The Tara Brooch is perhaps Ireland’s greatest piece of jewelry dating from the 7th century AD. It remains a popular symbol of Ireland and the country's rich ancestral past.
Although the beautiful brooch is named after the Hill of Tara, traditionally seen as the seat of the High Kings of Ireland, the Tara Brooch has no connection to either the Hill of Tara or the High Kings.
The brooch was supposedly found in August 1850 on the beach at Bettystown, County Meath by a peasant woman. The story goes that she found it in a box buried in the sand, though many believe the brooch was actually found inland but the woman’s family altered the facts to avoid a legal dispute with a landowner.
It was sold to a dealer and then made its way into the hands of Dublin jeweler George Waterhouse. With a keen sense of trends, Waterhouse was already producing Celtic Revival jewelry, which had become immensely fashionable over the previous decade. It was he who renamed the precious item the "Tara Brooch," in order to make it more alluring.
Waterhouse chose the name Tara in order to link the brooch to the site associated with the High Kings of Ireland, "fully aware that this would feed the Irish middle-class fantasy of being descended from them."
And it worked. The Tara Brooch was displayed as a standout showpiece at The Great Exhibition in London in 1851 and the Paris Exposition Universelle, as well as the Dublin exhibition visited by the Queen in 1853. Prior to this, it had even been specially sent to Windsor Castle for her inspection.
In 1872, the brooch was added to the collection of the Royal Irish Academy, which later issued its antiquities to the National Museum of Ireland, where the Tara Brooch remains today.
The National Museum notes that “It is made of cast and gilt silver and is elaborately decorated on both faces. The front is ornamented with a series of exceptionally fine gold filigree panels depicting animal and abstract motifs that are separated by studs of glass, enamel, and amber. The back is flatter than the front, and the decoration is cast. The motifs consist of scrolls and triple spirals and recall La Tène decoration of the Iron Age.
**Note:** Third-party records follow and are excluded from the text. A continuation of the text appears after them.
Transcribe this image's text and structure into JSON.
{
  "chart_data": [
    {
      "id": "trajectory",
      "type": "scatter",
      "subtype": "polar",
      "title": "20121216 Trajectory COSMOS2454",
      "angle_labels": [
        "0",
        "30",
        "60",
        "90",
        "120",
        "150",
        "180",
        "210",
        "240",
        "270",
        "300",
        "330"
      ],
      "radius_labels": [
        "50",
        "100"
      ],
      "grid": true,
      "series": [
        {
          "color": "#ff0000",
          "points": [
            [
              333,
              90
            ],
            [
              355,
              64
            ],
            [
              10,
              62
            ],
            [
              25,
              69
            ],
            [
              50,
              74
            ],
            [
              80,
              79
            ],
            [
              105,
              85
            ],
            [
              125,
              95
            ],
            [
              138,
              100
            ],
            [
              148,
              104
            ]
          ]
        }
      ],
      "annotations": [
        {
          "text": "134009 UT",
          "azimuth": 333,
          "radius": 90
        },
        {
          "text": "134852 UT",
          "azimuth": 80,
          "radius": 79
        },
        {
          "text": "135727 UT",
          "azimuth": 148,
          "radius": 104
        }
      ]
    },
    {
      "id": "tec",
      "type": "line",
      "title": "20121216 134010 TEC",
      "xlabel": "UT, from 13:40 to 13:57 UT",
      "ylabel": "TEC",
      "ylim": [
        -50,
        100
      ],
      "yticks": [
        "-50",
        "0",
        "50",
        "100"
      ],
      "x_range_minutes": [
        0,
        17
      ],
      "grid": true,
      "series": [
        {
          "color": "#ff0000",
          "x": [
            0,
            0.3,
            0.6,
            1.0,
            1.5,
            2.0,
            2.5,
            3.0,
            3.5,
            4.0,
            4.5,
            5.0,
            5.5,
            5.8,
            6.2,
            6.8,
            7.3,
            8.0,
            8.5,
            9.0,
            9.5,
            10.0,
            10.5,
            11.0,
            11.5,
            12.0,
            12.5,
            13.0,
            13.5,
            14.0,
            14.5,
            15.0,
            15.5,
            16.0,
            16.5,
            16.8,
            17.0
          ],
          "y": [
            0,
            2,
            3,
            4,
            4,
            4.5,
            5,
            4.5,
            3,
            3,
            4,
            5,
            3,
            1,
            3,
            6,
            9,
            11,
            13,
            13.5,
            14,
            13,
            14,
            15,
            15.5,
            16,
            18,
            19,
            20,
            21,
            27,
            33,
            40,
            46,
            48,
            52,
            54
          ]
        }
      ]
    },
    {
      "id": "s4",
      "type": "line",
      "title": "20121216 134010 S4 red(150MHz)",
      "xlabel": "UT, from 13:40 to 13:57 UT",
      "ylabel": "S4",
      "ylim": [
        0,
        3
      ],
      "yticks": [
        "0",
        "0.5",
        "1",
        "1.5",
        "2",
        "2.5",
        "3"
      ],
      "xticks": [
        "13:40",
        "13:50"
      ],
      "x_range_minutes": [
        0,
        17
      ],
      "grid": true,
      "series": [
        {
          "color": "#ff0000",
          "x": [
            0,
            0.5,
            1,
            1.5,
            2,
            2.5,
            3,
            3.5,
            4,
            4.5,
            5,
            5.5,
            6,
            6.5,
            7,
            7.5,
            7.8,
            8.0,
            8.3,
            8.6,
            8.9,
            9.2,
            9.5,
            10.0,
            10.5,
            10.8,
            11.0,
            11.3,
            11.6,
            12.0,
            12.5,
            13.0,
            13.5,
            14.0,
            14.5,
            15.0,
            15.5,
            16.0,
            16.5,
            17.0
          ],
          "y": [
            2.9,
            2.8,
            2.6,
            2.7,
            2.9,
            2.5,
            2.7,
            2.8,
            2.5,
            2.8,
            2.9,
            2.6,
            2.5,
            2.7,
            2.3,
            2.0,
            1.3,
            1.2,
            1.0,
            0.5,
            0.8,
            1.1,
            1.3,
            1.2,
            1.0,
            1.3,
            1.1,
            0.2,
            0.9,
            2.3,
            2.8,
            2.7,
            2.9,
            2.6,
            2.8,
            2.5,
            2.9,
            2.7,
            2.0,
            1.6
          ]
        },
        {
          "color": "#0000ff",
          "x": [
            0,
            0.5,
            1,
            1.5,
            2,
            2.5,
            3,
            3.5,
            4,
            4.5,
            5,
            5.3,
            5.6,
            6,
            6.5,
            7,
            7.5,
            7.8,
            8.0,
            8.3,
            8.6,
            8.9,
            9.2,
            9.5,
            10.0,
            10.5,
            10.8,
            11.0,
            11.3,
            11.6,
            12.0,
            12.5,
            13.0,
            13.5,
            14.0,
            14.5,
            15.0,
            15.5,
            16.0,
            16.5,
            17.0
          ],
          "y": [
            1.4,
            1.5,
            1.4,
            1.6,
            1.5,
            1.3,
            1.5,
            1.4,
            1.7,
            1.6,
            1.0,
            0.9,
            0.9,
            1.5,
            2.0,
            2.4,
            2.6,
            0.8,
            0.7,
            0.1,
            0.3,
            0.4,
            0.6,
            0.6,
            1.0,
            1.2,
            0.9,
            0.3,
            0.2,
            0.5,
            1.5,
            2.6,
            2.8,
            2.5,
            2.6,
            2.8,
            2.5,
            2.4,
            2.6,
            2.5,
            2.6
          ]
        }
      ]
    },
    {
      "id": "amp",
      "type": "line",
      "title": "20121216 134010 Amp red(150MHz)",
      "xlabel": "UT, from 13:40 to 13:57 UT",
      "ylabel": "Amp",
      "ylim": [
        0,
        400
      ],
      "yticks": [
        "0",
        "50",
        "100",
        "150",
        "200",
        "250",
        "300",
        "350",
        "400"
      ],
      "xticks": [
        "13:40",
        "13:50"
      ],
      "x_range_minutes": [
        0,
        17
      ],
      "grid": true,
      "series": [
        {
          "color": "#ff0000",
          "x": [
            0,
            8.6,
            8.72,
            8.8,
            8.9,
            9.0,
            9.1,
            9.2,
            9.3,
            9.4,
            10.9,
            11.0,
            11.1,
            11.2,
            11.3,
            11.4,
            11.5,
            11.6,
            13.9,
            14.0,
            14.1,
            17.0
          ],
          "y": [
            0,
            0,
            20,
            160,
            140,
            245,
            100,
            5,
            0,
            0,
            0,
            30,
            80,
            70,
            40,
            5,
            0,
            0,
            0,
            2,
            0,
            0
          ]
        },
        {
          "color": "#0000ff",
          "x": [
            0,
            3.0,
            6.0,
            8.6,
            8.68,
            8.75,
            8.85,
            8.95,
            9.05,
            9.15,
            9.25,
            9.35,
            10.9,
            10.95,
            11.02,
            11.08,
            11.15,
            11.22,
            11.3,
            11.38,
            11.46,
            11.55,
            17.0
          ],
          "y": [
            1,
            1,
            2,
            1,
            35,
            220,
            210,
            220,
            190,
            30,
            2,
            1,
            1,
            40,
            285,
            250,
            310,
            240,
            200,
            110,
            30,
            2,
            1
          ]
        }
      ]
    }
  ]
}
“A silver chain made of plaited wire is attached to the brooch by means of a swivel attachment. This feature is formed of animal heads framing two tiny cast glass human heads.
“Along with such treasures as the Ardagh Chalice and the Derrynaflan Paten, the Tara Brooch can be considered to represent the pinnacle of early medieval Irish metalworkers’ achievement. Each individual element of decoration is executed perfectly and the range of technique represented on such a small object is astounding.”